Football Fans Emerge from Hole in the Ground, Announce Six More Years of Tom Brady

ATLANTA – Football fans the world over surfaced from their darkened soundproof dens and man caves on Sunday to announce that the world would have to endure six more years of Tom Brady.

“We know it’s upsetting,” said football-prognosticator-in-chief Louis Stevens, 53, of Grand Rapids, Michigan. “But the result is clear. He won another Super Bowl and we’re just gonna have to deal with him for six more years.”

Stevens is referring to the planned retirement of Tom Brady, 41, the quarterback of the New England Patriots. After six Super Bowl championships, the head of the Patriots record-setting offense had announced that he would step down and retire. Those plans seem to be shifting after their big win over the Los Angeles Rams on Sunday.

“Shortly before 8:30 p.m., we heard the clarion call of the Horn of Football Prognosticators,” said Mitchell Dudas, 33, of Belmont, New York. “We sloughed off our oversized flannels and stained hoodies, and we donned the upstanding regalia of the Football Prognosticators.”

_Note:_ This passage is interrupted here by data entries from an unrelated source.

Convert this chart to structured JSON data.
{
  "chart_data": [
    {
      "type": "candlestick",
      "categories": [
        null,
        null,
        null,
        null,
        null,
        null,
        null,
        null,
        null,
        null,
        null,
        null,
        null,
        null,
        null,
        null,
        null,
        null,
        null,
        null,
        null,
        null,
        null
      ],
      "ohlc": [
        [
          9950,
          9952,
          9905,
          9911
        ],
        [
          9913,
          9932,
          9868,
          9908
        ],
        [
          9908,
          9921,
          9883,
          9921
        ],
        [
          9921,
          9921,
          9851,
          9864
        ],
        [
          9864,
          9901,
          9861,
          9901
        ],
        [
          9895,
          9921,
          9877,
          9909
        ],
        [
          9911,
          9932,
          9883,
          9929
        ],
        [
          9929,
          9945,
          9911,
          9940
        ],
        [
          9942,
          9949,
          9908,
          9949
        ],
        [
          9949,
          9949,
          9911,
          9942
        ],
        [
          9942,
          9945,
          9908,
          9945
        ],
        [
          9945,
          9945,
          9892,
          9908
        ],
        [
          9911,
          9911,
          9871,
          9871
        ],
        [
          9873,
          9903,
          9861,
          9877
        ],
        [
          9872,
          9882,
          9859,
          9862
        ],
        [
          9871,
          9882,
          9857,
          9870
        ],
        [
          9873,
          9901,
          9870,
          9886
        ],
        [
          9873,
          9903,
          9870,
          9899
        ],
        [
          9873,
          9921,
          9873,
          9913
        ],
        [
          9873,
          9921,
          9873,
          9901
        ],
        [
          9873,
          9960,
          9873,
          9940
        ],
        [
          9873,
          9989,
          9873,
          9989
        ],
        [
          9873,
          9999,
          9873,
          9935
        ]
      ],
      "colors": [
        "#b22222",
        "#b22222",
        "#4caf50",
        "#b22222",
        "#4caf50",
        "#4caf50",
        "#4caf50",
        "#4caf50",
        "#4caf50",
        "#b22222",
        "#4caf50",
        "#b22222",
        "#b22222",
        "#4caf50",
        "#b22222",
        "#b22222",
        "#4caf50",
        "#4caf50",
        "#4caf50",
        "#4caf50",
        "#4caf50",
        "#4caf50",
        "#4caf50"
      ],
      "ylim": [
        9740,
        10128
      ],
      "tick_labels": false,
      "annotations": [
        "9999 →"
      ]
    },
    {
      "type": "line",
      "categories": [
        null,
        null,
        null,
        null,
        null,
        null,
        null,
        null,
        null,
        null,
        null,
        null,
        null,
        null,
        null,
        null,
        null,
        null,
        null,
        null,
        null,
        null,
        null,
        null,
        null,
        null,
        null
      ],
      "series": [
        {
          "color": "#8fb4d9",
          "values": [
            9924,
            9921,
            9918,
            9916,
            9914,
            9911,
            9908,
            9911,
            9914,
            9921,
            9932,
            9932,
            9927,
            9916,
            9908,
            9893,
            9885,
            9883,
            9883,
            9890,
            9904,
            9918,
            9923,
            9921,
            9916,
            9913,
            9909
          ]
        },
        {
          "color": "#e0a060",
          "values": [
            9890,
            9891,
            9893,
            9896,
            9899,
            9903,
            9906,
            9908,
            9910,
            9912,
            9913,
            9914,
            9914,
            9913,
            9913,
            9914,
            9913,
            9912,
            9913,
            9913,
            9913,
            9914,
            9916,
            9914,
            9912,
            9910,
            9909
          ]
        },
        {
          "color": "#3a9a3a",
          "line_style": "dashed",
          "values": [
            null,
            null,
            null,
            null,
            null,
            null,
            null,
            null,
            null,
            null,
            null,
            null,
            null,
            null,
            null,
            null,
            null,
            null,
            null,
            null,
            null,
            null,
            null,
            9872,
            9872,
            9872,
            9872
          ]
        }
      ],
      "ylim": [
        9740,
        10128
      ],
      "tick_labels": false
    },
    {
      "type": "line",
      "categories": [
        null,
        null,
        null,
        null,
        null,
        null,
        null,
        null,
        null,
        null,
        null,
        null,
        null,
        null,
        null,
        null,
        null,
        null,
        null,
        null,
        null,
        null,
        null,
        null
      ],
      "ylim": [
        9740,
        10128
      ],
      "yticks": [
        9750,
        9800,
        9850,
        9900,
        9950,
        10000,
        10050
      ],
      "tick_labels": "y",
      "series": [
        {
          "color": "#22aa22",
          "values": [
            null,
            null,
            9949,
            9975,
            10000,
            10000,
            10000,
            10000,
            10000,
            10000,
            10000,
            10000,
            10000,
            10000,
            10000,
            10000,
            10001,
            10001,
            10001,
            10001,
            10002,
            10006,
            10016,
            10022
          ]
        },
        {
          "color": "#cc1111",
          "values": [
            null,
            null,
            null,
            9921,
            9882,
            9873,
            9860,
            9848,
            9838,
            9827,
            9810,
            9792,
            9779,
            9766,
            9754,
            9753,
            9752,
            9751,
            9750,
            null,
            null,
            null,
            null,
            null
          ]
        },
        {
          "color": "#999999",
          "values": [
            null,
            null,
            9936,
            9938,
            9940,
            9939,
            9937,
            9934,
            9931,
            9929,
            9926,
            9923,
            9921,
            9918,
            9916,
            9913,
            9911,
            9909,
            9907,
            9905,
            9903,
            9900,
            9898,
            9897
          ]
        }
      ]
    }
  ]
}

Following the Patriots victory, the Prognosticators wiped Doritos dust from their pants and held a press conference to announce that, after it all, it appears that Tom Brady will never retire. 

“We’re stuck with that white toast idiot,” said Frank Dearly, 71, of Burbank, California. “He’s gonna die on that field.”

At publishing time, the Prognosticators had returned to their cold empty man caves to await the start of the next football season.